The circuit here presents an Oscillator featuring the following attributes:

• 1.1A guaranteed output current for sine and triangle waves with thermal shutdown and protection diodes
• Variable offset and gain for the sine/triangle output
• CMOS-compatible complementary square wave outputs capable of driving into 50 Ohm with rise/fall times of 30ns at 10V (new in Rev 3).
• Frequency range 0.5Hz to 300 kHz (but signal degenerates when approaching the upper frequency limit)
• Single supply operation, 5V to 15V
• About 50% duty cycle (non-precision and adjustable via a trim pot)

(This is the 3rd revision dated 09/2004.)

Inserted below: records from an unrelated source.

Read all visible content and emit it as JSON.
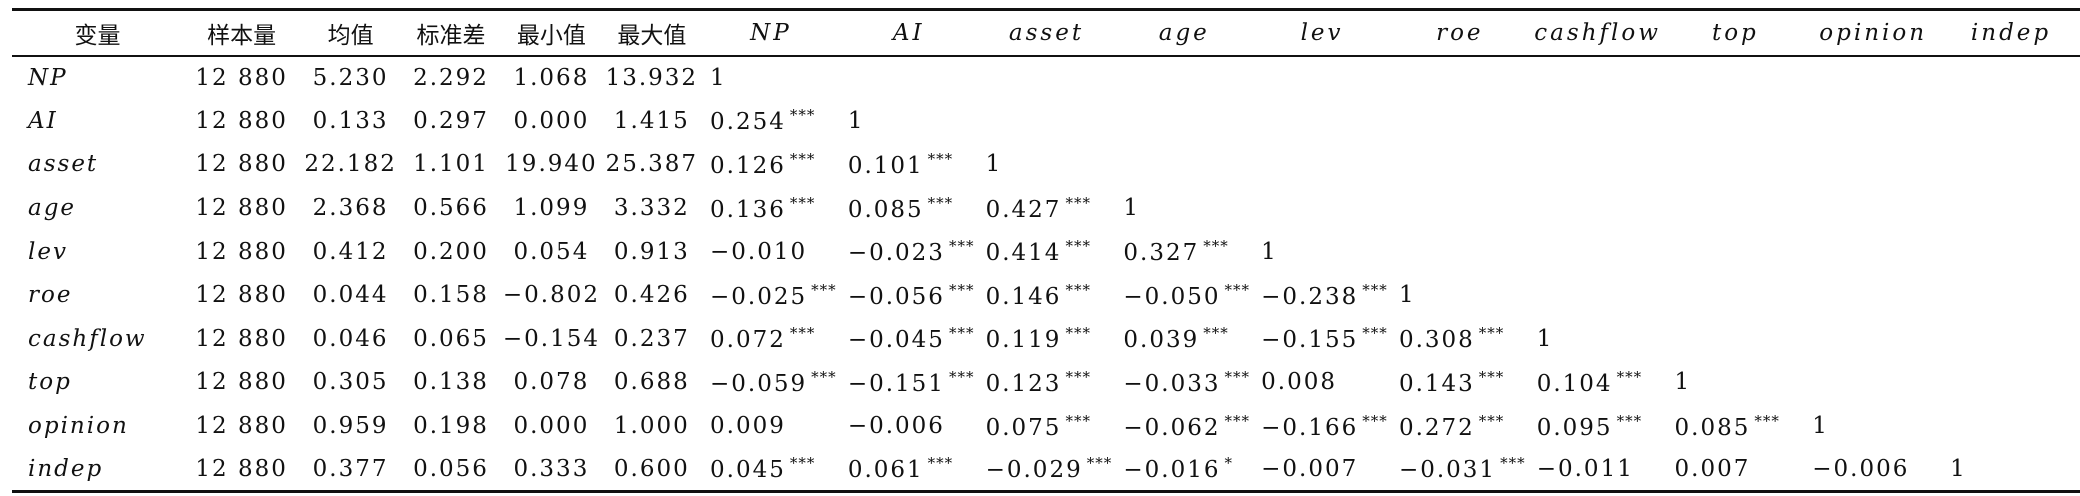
{
  "headers": {
    "variable": "变量",
    "n": "样本量",
    "mean": "均值",
    "sd": "标准差",
    "min": "最小值",
    "max": "最大值",
    "corr": [
      "NP",
      "AI",
      "asset",
      "age",
      "lev",
      "roe",
      "cashflow",
      "top",
      "opinion",
      "indep"
    ]
  },
  "rows": [
    {
      "var": "NP",
      "n": "12 880",
      "mean": "5.230",
      "sd": "2.292",
      "min": "1.068",
      "max": "13.932",
      "corr": [
        {
          "v": "1",
          "s": ""
        }
      ]
    },
    {
      "var": "AI",
      "n": "12 880",
      "mean": "0.133",
      "sd": "0.297",
      "min": "0.000",
      "max": "1.415",
      "corr": [
        {
          "v": "0.254",
          "s": "***"
        },
        {
          "v": "1",
          "s": ""
        }
      ]
    },
    {
      "var": "asset",
      "n": "12 880",
      "mean": "22.182",
      "sd": "1.101",
      "min": "19.940",
      "max": "25.387",
      "corr": [
        {
          "v": "0.126",
          "s": "***"
        },
        {
          "v": "0.101",
          "s": "***"
        },
        {
          "v": "1",
          "s": ""
        }
      ]
    },
    {
      "var": "age",
      "n": "12 880",
      "mean": "2.368",
      "sd": "0.566",
      "min": "1.099",
      "max": "3.332",
      "corr": [
        {
          "v": "0.136",
          "s": "***"
        },
        {
          "v": "0.085",
          "s": "***"
        },
        {
          "v": "0.427",
          "s": "***"
        },
        {
          "v": "1",
          "s": ""
        }
      ]
    },
    {
      "var": "lev",
      "n": "12 880",
      "mean": "0.412",
      "sd": "0.200",
      "min": "0.054",
      "max": "0.913",
      "corr": [
        {
          "v": "−0.010",
          "s": ""
        },
        {
          "v": "−0.023",
          "s": "***"
        },
        {
          "v": "0.414",
          "s": "***"
        },
        {
          "v": "0.327",
          "s": "***"
        },
        {
          "v": "1",
          "s": ""
        }
      ]
    },
    {
      "var": "roe",
      "n": "12 880",
      "mean": "0.044",
      "sd": "0.158",
      "min": "−0.802",
      "max": "0.426",
      "corr": [
        {
          "v": "−0.025",
          "s": "***"
        },
        {
          "v": "−0.056",
          "s": "***"
        },
        {
          "v": "0.146",
          "s": "***"
        },
        {
          "v": "−0.050",
          "s": "***"
        },
        {
          "v": "−0.238",
          "s": "***"
        },
        {
          "v": "1",
          "s": ""
        }
      ]
    },
    {
      "var": "cashflow",
      "n": "12 880",
      "mean": "0.046",
      "sd": "0.065",
      "min": "−0.154",
      "max": "0.237",
      "corr": [
        {
          "v": "0.072",
          "s": "***"
        },
        {
          "v": "−0.045",
          "s": "***"
        },
        {
          "v": "0.119",
          "s": "***"
        },
        {
          "v": "0.039",
          "s": "***"
        },
        {
          "v": "−0.155",
          "s": "***"
        },
        {
          "v": "0.308",
          "s": "***"
        },
        {
          "v": "1",
          "s": ""
        }
      ]
    },
    {
      "var": "top",
      "n": "12 880",
      "mean": "0.305",
      "sd": "0.138",
      "min": "0.078",
      "max": "0.688",
      "corr": [
        {
          "v": "−0.059",
          "s": "***"
        },
        {
          "v": "−0.151",
          "s": "***"
        },
        {
          "v": "0.123",
          "s": "***"
        },
        {
          "v": "−0.033",
          "s": "***"
        },
        {
          "v": "0.008",
          "s": ""
        },
        {
          "v": "0.143",
          "s": "***"
        },
        {
          "v": "0.104",
          "s": "***"
        },
        {
          "v": "1",
          "s": ""
        }
      ]
    },
    {
      "var": "opinion",
      "n": "12 880",
      "mean": "0.959",
      "sd": "0.198",
      "min": "0.000",
      "max": "1.000",
      "corr": [
        {
          "v": "0.009",
          "s": ""
        },
        {
          "v": "−0.006",
          "s": ""
        },
        {
          "v": "0.075",
          "s": "***"
        },
        {
          "v": "−0.062",
          "s": "***"
        },
        {
          "v": "−0.166",
          "s": "***"
        },
        {
          "v": "0.272",
          "s": "***"
        },
        {
          "v": "0.095",
          "s": "***"
        },
        {
          "v": "0.085",
          "s": "***"
        },
        {
          "v": "1",
          "s": ""
        }
      ]
    },
    {
      "var": "indep",
      "n": "12 880",
      "mean": "0.377",
      "sd": "0.056",
      "min": "0.333",
      "max": "0.600",
      "corr": [
        {
          "v": "0.045",
          "s": "***"
        },
        {
          "v": "0.061",
          "s": "***"
        },
        {
          "v": "−0.029",
          "s": "***"
        },
        {
          "v": "−0.016",
          "s": "*"
        },
        {
          "v": "−0.007",
          "s": ""
        },
        {
          "v": "−0.031",
          "s": "***"
        },
        {
          "v": "−0.011",
          "s": ""
        },
        {
          "v": "0.007",
          "s": ""
        },
        {
          "v": "−0.006",
          "s": ""
        },
        {
          "v": "1",
          "s": ""
        }
      ]
    }
  ]
}
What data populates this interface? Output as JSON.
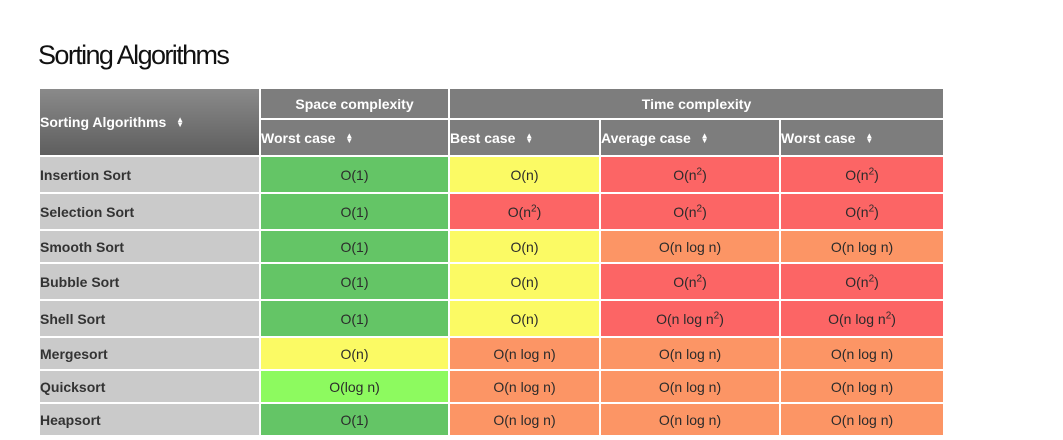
{
  "page": {
    "title": "Sorting Algorithms"
  },
  "table": {
    "corner_header": "Sorting Algorithms",
    "group_headers": [
      "Space complexity",
      "Time complexity"
    ],
    "sub_headers": [
      "Worst case",
      "Best case",
      "Average case",
      "Worst case"
    ],
    "colors": {
      "green": "#64c566",
      "lightgreen": "#8dfa5f",
      "yellow": "#fbfa64",
      "red": "#fc6565",
      "orange": "#fc9565",
      "header": "#7d7d7d",
      "row_label": "#cacaca"
    },
    "rows": [
      {
        "name": "Insertion Sort",
        "cells": [
          {
            "text": "O(1)",
            "color": "green"
          },
          {
            "text": "O(n)",
            "color": "yellow"
          },
          {
            "text": "O(n",
            "sup": "2",
            "after": ")",
            "color": "red"
          },
          {
            "text": "O(n",
            "sup": "2",
            "after": ")",
            "color": "red"
          }
        ]
      },
      {
        "name": "Selection Sort",
        "cells": [
          {
            "text": "O(1)",
            "color": "green"
          },
          {
            "text": "O(n",
            "sup": "2",
            "after": ")",
            "color": "red"
          },
          {
            "text": "O(n",
            "sup": "2",
            "after": ")",
            "color": "red"
          },
          {
            "text": "O(n",
            "sup": "2",
            "after": ")",
            "color": "red"
          }
        ]
      },
      {
        "name": "Smooth Sort",
        "cells": [
          {
            "text": "O(1)",
            "color": "green"
          },
          {
            "text": "O(n)",
            "color": "yellow"
          },
          {
            "text": "O(n log n)",
            "color": "orange"
          },
          {
            "text": "O(n log n)",
            "color": "orange"
          }
        ]
      },
      {
        "name": "Bubble Sort",
        "cells": [
          {
            "text": "O(1)",
            "color": "green"
          },
          {
            "text": "O(n)",
            "color": "yellow"
          },
          {
            "text": "O(n",
            "sup": "2",
            "after": ")",
            "color": "red"
          },
          {
            "text": "O(n",
            "sup": "2",
            "after": ")",
            "color": "red"
          }
        ]
      },
      {
        "name": "Shell Sort",
        "cells": [
          {
            "text": "O(1)",
            "color": "green"
          },
          {
            "text": "O(n)",
            "color": "yellow"
          },
          {
            "text": "O(n log n",
            "sup": "2",
            "after": ")",
            "color": "red"
          },
          {
            "text": "O(n log n",
            "sup": "2",
            "after": ")",
            "color": "red"
          }
        ]
      },
      {
        "name": "Mergesort",
        "cells": [
          {
            "text": "O(n)",
            "color": "yellow"
          },
          {
            "text": "O(n log n)",
            "color": "orange"
          },
          {
            "text": "O(n log n)",
            "color": "orange"
          },
          {
            "text": "O(n log n)",
            "color": "orange"
          }
        ]
      },
      {
        "name": "Quicksort",
        "cells": [
          {
            "text": "O(log n)",
            "color": "lightgreen"
          },
          {
            "text": "O(n log n)",
            "color": "orange"
          },
          {
            "text": "O(n log n)",
            "color": "orange"
          },
          {
            "text": "O(n log n)",
            "color": "orange"
          }
        ]
      },
      {
        "name": "Heapsort",
        "cells": [
          {
            "text": "O(1)",
            "color": "green"
          },
          {
            "text": "O(n log n)",
            "color": "orange"
          },
          {
            "text": "O(n log n)",
            "color": "orange"
          },
          {
            "text": "O(n log n)",
            "color": "orange"
          }
        ]
      }
    ]
  }
}
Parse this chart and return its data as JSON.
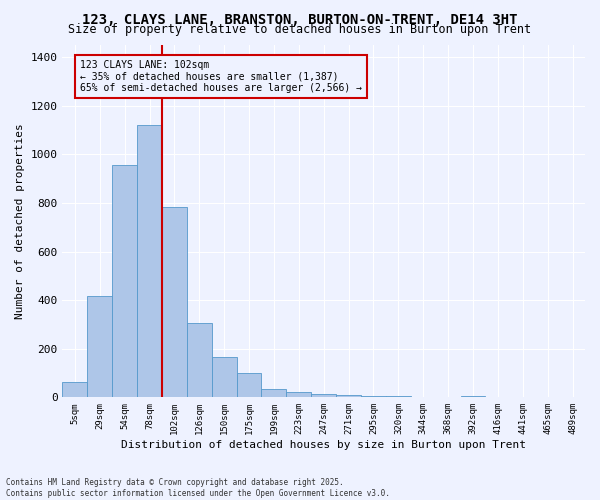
{
  "title1": "123, CLAYS LANE, BRANSTON, BURTON-ON-TRENT, DE14 3HT",
  "title2": "Size of property relative to detached houses in Burton upon Trent",
  "xlabel": "Distribution of detached houses by size in Burton upon Trent",
  "ylabel": "Number of detached properties",
  "bar_labels": [
    "5sqm",
    "29sqm",
    "54sqm",
    "78sqm",
    "102sqm",
    "126sqm",
    "150sqm",
    "175sqm",
    "199sqm",
    "223sqm",
    "247sqm",
    "271sqm",
    "295sqm",
    "320sqm",
    "344sqm",
    "368sqm",
    "392sqm",
    "416sqm",
    "441sqm",
    "465sqm",
    "489sqm"
  ],
  "bar_values": [
    65,
    415,
    955,
    1120,
    785,
    305,
    165,
    100,
    35,
    20,
    15,
    10,
    5,
    5,
    0,
    0,
    5,
    0,
    0,
    0,
    0
  ],
  "bar_color": "#aec6e8",
  "bar_edgecolor": "#5599cc",
  "vline_index": 4,
  "vline_color": "#cc0000",
  "annotation_title": "123 CLAYS LANE: 102sqm",
  "annotation_line1": "← 35% of detached houses are smaller (1,387)",
  "annotation_line2": "65% of semi-detached houses are larger (2,566) →",
  "annotation_box_color": "#cc0000",
  "ylim": [
    0,
    1450
  ],
  "yticks": [
    0,
    200,
    400,
    600,
    800,
    1000,
    1200,
    1400
  ],
  "footer1": "Contains HM Land Registry data © Crown copyright and database right 2025.",
  "footer2": "Contains public sector information licensed under the Open Government Licence v3.0.",
  "bg_color": "#eef2ff",
  "grid_color": "#ffffff"
}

The circuit is a fairly easy design: It consists of the actual VCO (ICL8038 with supplement parts), the sine and triangle output stage (LT1210) and the CMOS-compatible output stage using the MOSFET driver chip ICL7667.

The ICL8038 and all parts around on the lower half of the sheet make up the actual oscillator which is a modified design based on one of the application examples in Intersil's data sheet. There is a large 6-stage switch (S1) to select the major frequency and a logarithmic potentiometer (R2) for minor frequency selection.
I discourage implementing the oscillator as shown in the above sheet because most of the other potentiometers turned out to be without significant enough effect on the output wave form to jusify their application. Furthermore, duty cycle adjustment will not keep a 50% ratio over all frequencies.
The switch S2 is used to choose between sine and triangle wave for the high-current amplifier.

The CD4030 on the left top is used as CMOS-logic signal preconditioning feeding the MOSFET driver IC ICL7667 as output stage for the complementary square wave output. The application of the two XOR gates has the advantage that it can supply a sqare wave and its complement without time offset between them (because CMOS has balanced raise and fall times). Use a bypass capacitor near the ICL7667 device as it can draw quite strong currents and is capable of driving into 50 Ohm up to at least 10V resulting in rise/fall times of 30ns. So, I'm now entirely satisfied with the digital output.

The industry-standard LM741 in combination with R11 is used to adjust the sine/triangle offset level. (Hint: You should probably use something better here - especially more output current cannot hurt.) Since this oscillator is single-supply, it comes handy that you can change the "zero level" of the wave output; you will normally adjust that to half of the supply voltage. R11 is meant to be available to the user.
The actual sine/triangle output amplifier was a bit hard to find because it should be able to drive 1A while still not degenerating signal wave form at some hundred kHz. After some searching, I found the ADSL line driver LT1210 from Linear Technology. Being an ADSL line driver, it has a high GBP and high slew rate while providing the required output current (1.1A guaranteed) at all frequencies in question. The part can be obtained e.g. from Bürklin.
It turned out that this quick current feedback amplifier required very good DC decoupling/bypassing capacitors in order not to start oscillating of its own (at frequencies up to 40MHz). It took me a lot of time to get it work properly; but once that is achieved, the amplifier shows very good performance. (Note: The current implementation is not yet perfect as I noted some months later: It may still start oscillating for parts of the period when driving some special loads.)
R18 is used to trim the VCO output offset from the ICL8038 (about half supply voltage). R12 is meant for the user as gain adjustment to tune the sine/triangle amplitude from zero to more than supply voltage (resulting in wave tips being cut off). The maximum gain is trimmed by R13/R14 and care sould be taken to use proper values (consult LT1210's data sheet for details).